Of course before going into that state it's very important we are on the same page as to what hard limits are. For instance, forced-bi is a hard limit for me. But I believe in that head space I would be willing to go there just to please. However the damage that could be done to me mentally once I come back out of subspace is another matter. Which is why communication and compatibility is important.

The bottom line for me is that in "play" I really want what the Domme wants to dish out. I want to be taken down to a level of worshipful ecstasy. Within proper limits of course.




personagrata -> RE: Shared Interests (12/13/2006 12:27:08 AM)

Play, to me, is temporary, and must be enjoyable to both, at least to insure mutual enjoyment, and a repeat performance. Therefore, it must be between boundaries set by each part, which are defined by their respective “lists”. With a second, third …session, the boundaries can be expanded somewhat, since both parties know each other more, and may eventually hit on hard limits.

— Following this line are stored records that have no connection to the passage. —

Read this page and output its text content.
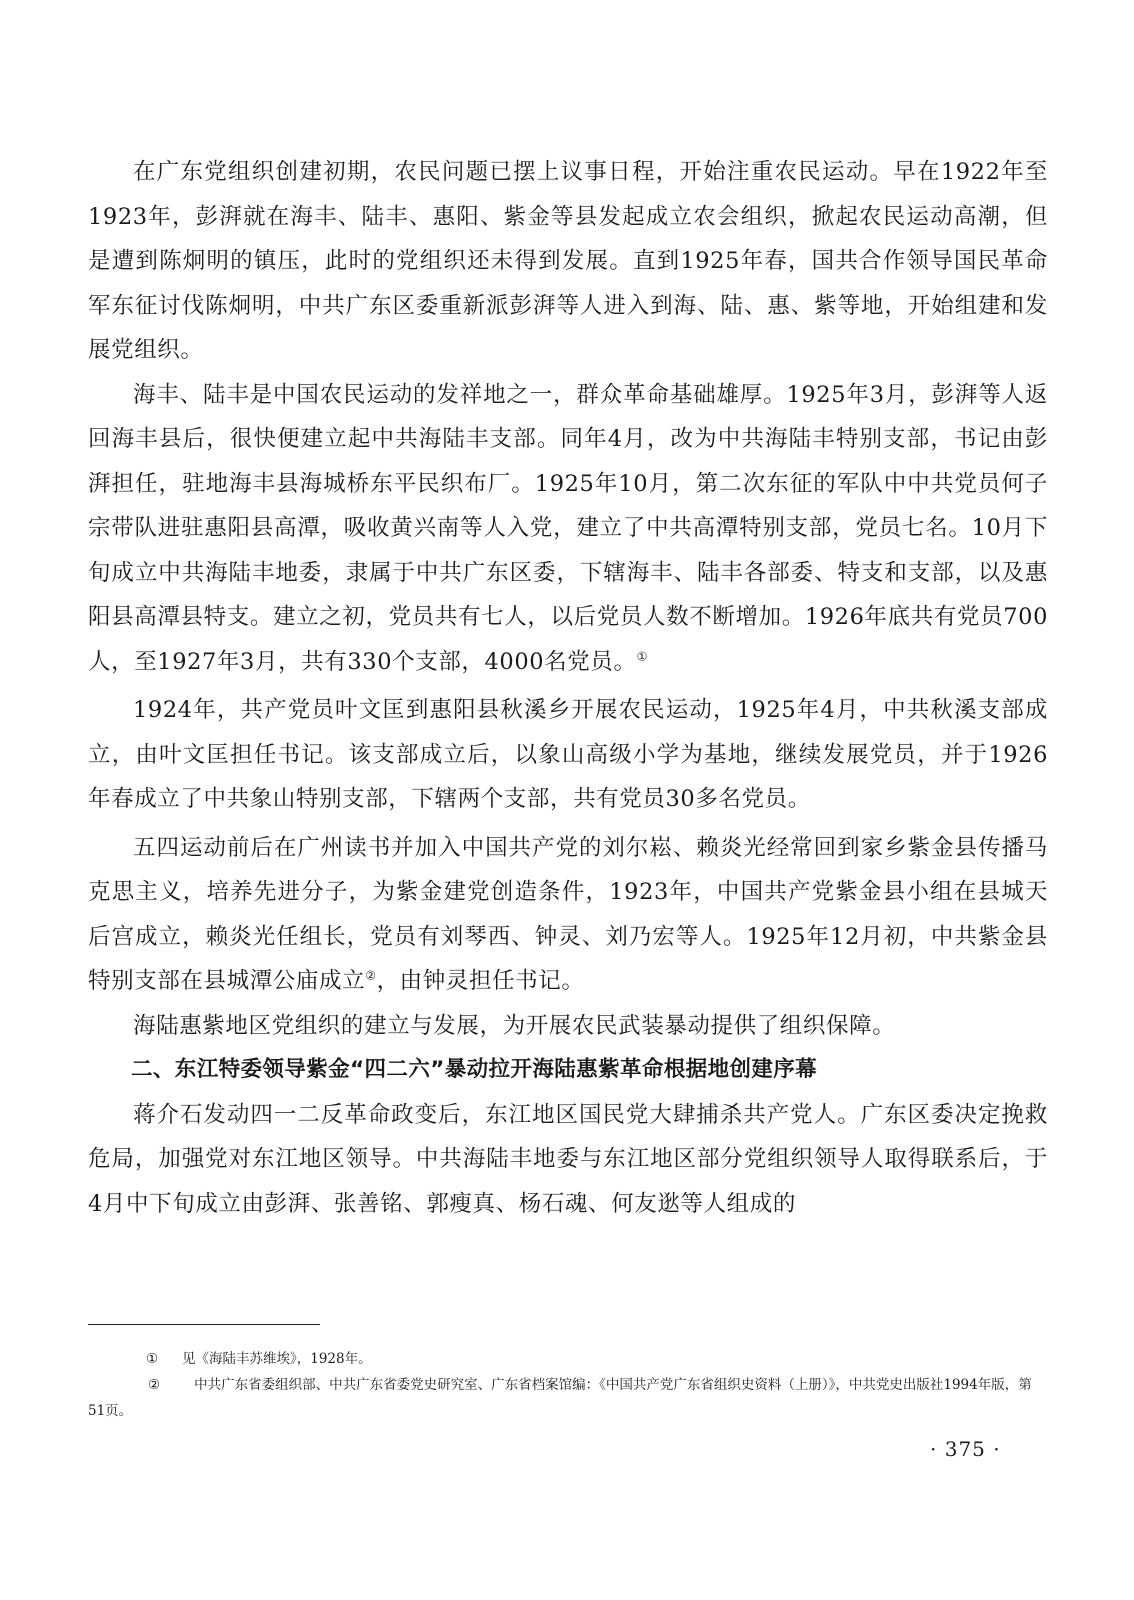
在广东党组织创建初期，农民问题已摆上议事日程，开始注重农民运动。早在1922年至1923年，彭湃就在海丰、陆丰、惠阳、紫金等县发起成立农会组织，掀起农民运动高潮，但是遭到陈炯明的镇压，此时的党组织还未得到发展。直到1925年春，国共合作领导国民革命军东征讨伐陈炯明，中共广东区委重新派彭湃等人进入到海、陆、惠、紫等地，开始组建和发展党组织。

海丰、陆丰是中国农民运动的发祥地之一，群众革命基础雄厚。1925年3月，彭湃等人返回海丰县后，很快便建立起中共海陆丰支部。同年4月，改为中共海陆丰特别支部，书记由彭湃担任，驻地海丰县海城桥东平民织布厂。1925年10月，第二次东征的军队中中共党员何子宗带队进驻惠阳县高潭，吸收黄兴南等人入党，建立了中共高潭特别支部，党员七名。10月下旬成立中共海陆丰地委，隶属于中共广东区委，下辖海丰、陆丰各部委、特支和支部，以及惠阳县高潭县特支。建立之初，党员共有七人，以后党员人数不断增加。1926年底共有党员700人，至1927年3月，共有330个支部，4000名党员。①

1924年，共产党员叶文匡到惠阳县秋溪乡开展农民运动，1925年4月，中共秋溪支部成立，由叶文匡担任书记。该支部成立后，以象山高级小学为基地，继续发展党员，并于1926年春成立了中共象山特别支部，下辖两个支部，共有党员30多名党员。

五四运动前后在广州读书并加入中国共产党的刘尔崧、赖炎光经常回到家乡紫金县传播马克思主义，培养先进分子，为紫金建党创造条件，1923年，中国共产党紫金县小组在县城天后宫成立，赖炎光任组长，党员有刘琴西、钟灵、刘乃宏等人。1925年12月初，中共紫金县特别支部在县城潭公庙成立②，由钟灵担任书记。

海陆惠紫地区党组织的建立与发展，为开展农民武装暴动提供了组织保障。

二、东江特委领导紫金“四二六”暴动拉开海陆惠紫革命根据地创建序幕

蒋介石发动四一二反革命政变后，东江地区国民党大肆捕杀共产党人。广东区委决定挽救危局，加强党对东江地区领导。中共海陆丰地委与东江地区部分党组织领导人取得联系后，于4月中下旬成立由彭湃、张善铭、郭瘦真、杨石魂、何友逖等人组成的

① 见《海陆丰苏维埃》，1928年。

②	中共广东省委组织部、中共广东省委党史研究室、广东省档案馆编：《中国共产党广东省组织史资料（上册）》，中共党史出版社1994年版，第51页。

· 375 ·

For the long term relationship, which eventually leads to commitment, lists can be indicative at the start, but, IMHO, the 2 parts are taking the time to know each other, and test each other’s responses. Thus they will come up with their common list of bannable activities. The “know each other period”, which I like to consider the enslavement period, is when both parties establish the synergies and the trust between them, which eventually leads to commitment, and collaring. This is the period when they expand on their mutually enjoyable/acceptable activities (both scene and non scene), and learn of each other’s little habits and secrets, keeping in mind the proper hierarchy and priorities, of course, which means compromises mainly by the slave to be. That said, I would not consider any list I may have as a pre-condition, but only as a for-information list, hoping that She would understand, knowing that any “transgressions” from Her part or mine can be acted upon during the enslavement phase, and are not allowed for me once collared, when or if W/we reach this point.